Die offene Gesellschaft sei ein wichtiges Thema für die Wissenschaftskommunikation – jetzt und in Zukunft. Das sagte WiD-Geschäftsführer Benedikt Fecher in seiner Begrüßung. „Welchen Beitrag können wir als Wisskomm-Community angesichts gesellschaftlicher Herausforderungen leisten? Wo sind unsere Grenzen? Und wo stellen wir unser Licht unter den Scheffel?“ Diese und weitere Fragen wollen wir in den kommenden zwei Tagen diskutieren, so Fecher.

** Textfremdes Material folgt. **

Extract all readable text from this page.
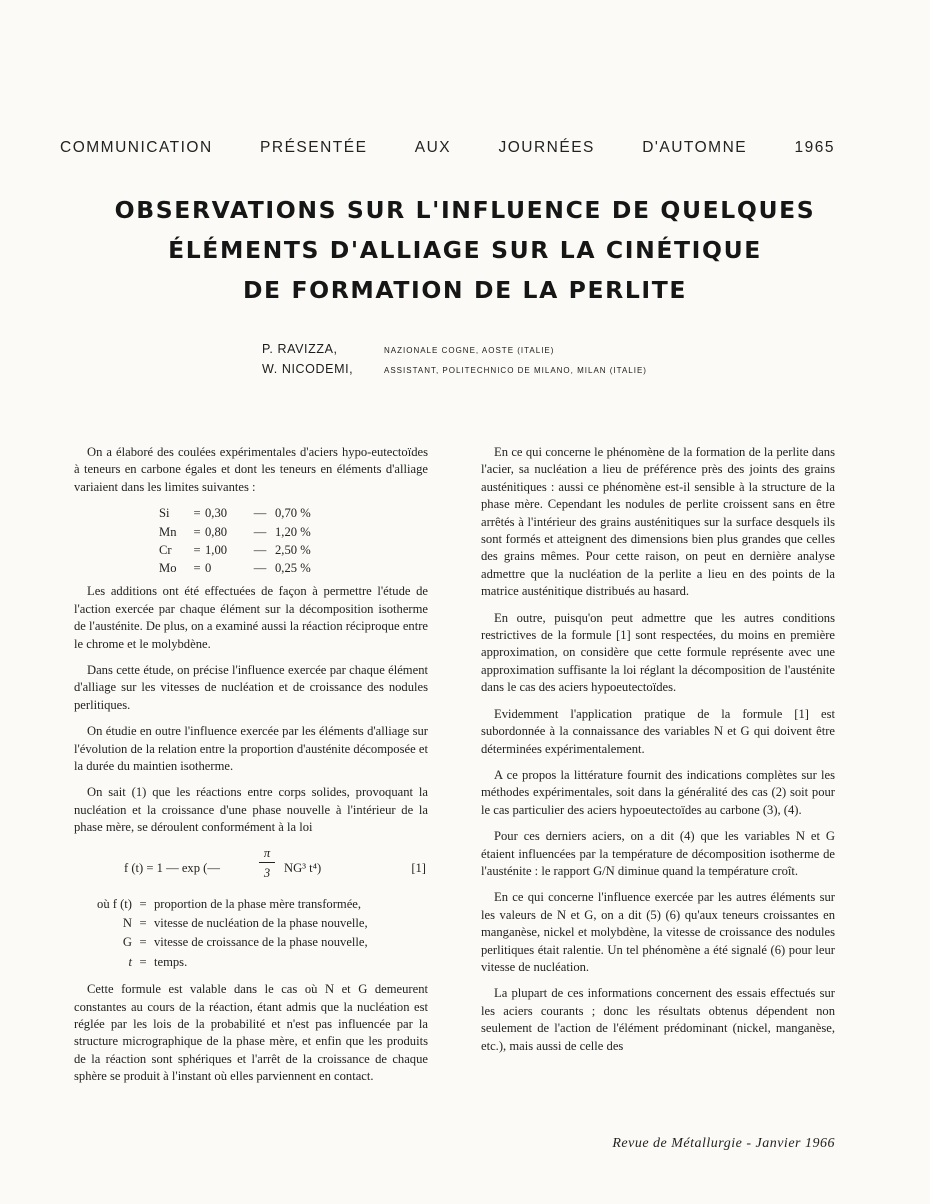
COMMUNICATION	PRÉSENTÉE	AUX	JOURNÉES	D'AUTOMNE	1965
OBSERVATIONS SUR L'INFLUENCE DE QUELQUES
ÉLÉMENTS D'ALLIAGE SUR LA CINÉTIQUE
DE FORMATION DE LA PERLITE
P. RAVIZZA,	NAZIONALE COGNE, AOSTE (ITALIE)
W. NICODEMI,	ASSISTANT, POLITECHNICO DE MILANO, MILAN (ITALIE)

On a élaboré des coulées expérimentales d'aciers hypo-eutectoïdes à teneurs en carbone égales et dont les teneurs en éléments d'alliage variaient dans les limites suivantes :

Si	= 0,30	— 0,70 %
Mn	= 0,80	— 1,20 %
Cr	= 1,00	— 2,50 %
Mo	= 0	— 0,25 %

Les additions ont été effectuées de façon à permettre l'étude de l'action exercée par chaque élément sur la décomposition isotherme de l'austénite. De plus, on a examiné aussi la réaction réciproque entre le chrome et le molybdène.

Dans cette étude, on précise l'influence exercée par chaque élément d'alliage sur les vitesses de nucléation et de croissance des nodules perlitiques.

On étudie en outre l'influence exercée par les éléments d'alliage sur l'évolution de la relation entre la proportion d'austénite décomposée et la durée du maintien isotherme.

On sait (1) que les réactions entre corps solides, provoquant la nucléation et la croissance d'une phase nouvelle à l'intérieur de la phase mère, se déroulent conformément à la loi

f (t) = 1 — exp (—	$\frac{\pi}{3} NG^3$ t⁴)	[1]
où f (t) = proportion de la phase mère transformée,
N = vitesse de nucléation de la phase nouvelle,
G = vitesse de croissance de la phase nouvelle,
t = temps.

Cette formule est valable dans le cas où N et G demeurent constantes au cours de la réaction, étant admis que la nucléation est réglée par les lois de la probabilité et n'est pas influencée par la structure micrographique de la phase mère, et enfin que les produits de la réaction sont sphériques et l'arrêt de la croissance de chaque sphère se produit à l'instant où elles parviennent en contact.

En ce qui concerne le phénomène de la formation de la perlite dans l'acier, sa nucléation a lieu de préférence près des joints des grains austénitiques : aussi ce phénomène est-il sensible à la structure de la phase mère. Cependant les nodules de perlite croissent sans en être arrêtés à l'intérieur des grains austénitiques sur la surface desquels ils sont formés et atteignent des dimensions bien plus grandes que celles des grains mêmes. Pour cette raison, on peut en dernière analyse admettre que la nucléation de la perlite a lieu en des points de la matrice austénitique distribués au hasard.

En outre, puisqu'on peut admettre que les autres conditions restrictives de la formule [1] sont respectées, du moins en première approximation, on considère que cette formule représente avec une approximation suffisante la loi réglant la décomposition de l'austénite dans le cas des aciers hypoeutectoïdes.

Evidemment l'application pratique de la formule [1] est subordonnée à la connaissance des variables N et G qui doivent être déterminées expérimentalement.

A ce propos la littérature fournit des indications complètes sur les méthodes expérimentales, soit dans la généralité des cas (2) soit pour le cas particulier des aciers hypoeutectoïdes au carbone (3), (4).

Pour ces derniers aciers, on a dit (4) que les variables N et G étaient influencées par la température de décomposition isotherme de l'austénite : le rapport G/N diminue quand la température croît.

En ce qui concerne l'influence exercée par les autres éléments sur les valeurs de N et G, on a dit (5) (6) qu'aux teneurs croissantes en manganèse, nickel et molybdène, la vitesse de croissance des nodules perlitiques était ralentie. Un tel phénomène a été signalé (6) pour leur vitesse de nucléation.

La plupart de ces informations concernent des essais effectués sur les aciers courants ; donc les résultats obtenus dépendent non seulement de l'action de l'élément prédominant (nickel, manganèse, etc.), mais aussi de celle des

Revue de Métallurgie - Janvier 1966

Dr. Ina Czyborra, Senatorin für Wissenschaft, Gesundheit und Pflege des Landes Berlin
Dr. Ina Czyborra, Senatorin für Wissenschaft, Gesundheit und Pflege des Landes Berlin | © D. Ausserhofer / WiD

Zur Eröffnung sprach Dr. Ina Czyborra, Senatorin für Wissenschaft, Gesundheit und Pflege des Landes Berlin, ein Grußwort: „Es ist sehr schön, dass diese renommierte Veranstaltung nach 15 Jahren wieder in Berlin und an diesem traditionsreichen Ort stattfindet: Eine der ältesten Institutionen der Wissenschaftskommunikation.“ Das Forum sei mehr als eine Tagung. Es sei ein Katalysator für die Weiterentwicklung des Berufsbildes Wissenschaftskommunikation und für die Stärkung ihrer Rolle in der Forschung, so Czyborra. Es gehe darum, das Vertrauen in den wissenschaftlichen Prozess zu stärken und über Disziplinen, Institutionen und Altersgruppen hinweg ins Gespräch zu kommen. „Das alles muss durch Wissenschaftskommunikation geleistet werden.“ Der diesjährige Themenschwerpunkt sei essentiell als Aufruf, aber auch als Versprechen, sagte die Senatorin.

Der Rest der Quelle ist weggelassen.